Dimethyl fumarate ameliorates myoclonus stemming from protein misfolding in oligodendrocytes.

Multiple sclerosis (MS) is considered a primary autoimmune disease; however, this view is increasingly being challenged in basic and clinical science arenas because of the growing body of clinical trials' data showing that exclusion of immune cells from the CNS only modestly slows disease progression to disability. Accordingly, there is significant need for expanding the scope of potential disease mechanisms to understand the etiology of MS. Concomitantly, the use of a broader range of pre-clinical animal models for characterizing existing efficacious clinical treatments may elucidate additional or unexpected mechanisms of action for these drugs that augment insight into MS etiology.

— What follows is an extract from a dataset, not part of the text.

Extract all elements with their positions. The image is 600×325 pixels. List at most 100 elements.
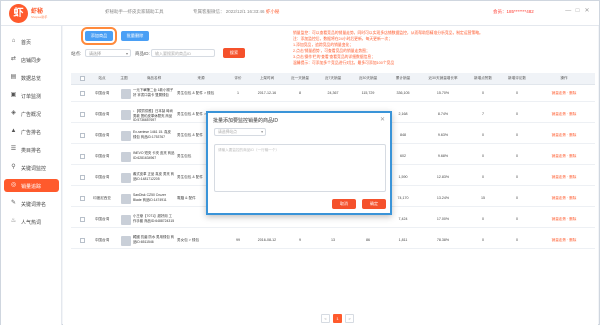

Herein, we explore the in vivo mechanism of action of dimethyl fumarate, which has been shown to suppress oxidative stress and immune cell responses in psoriasis and MS. Rather than studying this compound in the context of an experimental autoimmune-induced attack on the CNS, we have used a genetic model of hypomyelination, male rumpshaker (rsh) mice, which exhibit oligodendrocyte metabolic stress and startle-induced subcortical myoclonus during development and into adulthood. We find that myoclonus is reduced 30-50% in treated mutants but we do not detect substantial changes in metabolic or oxidative stress response pathways, cytokine modulation, or myelin thickness (assessed by anova). All procedures involving vertebrate animals in this study were reviewed and approved by the IACUC committee at Wayne State University.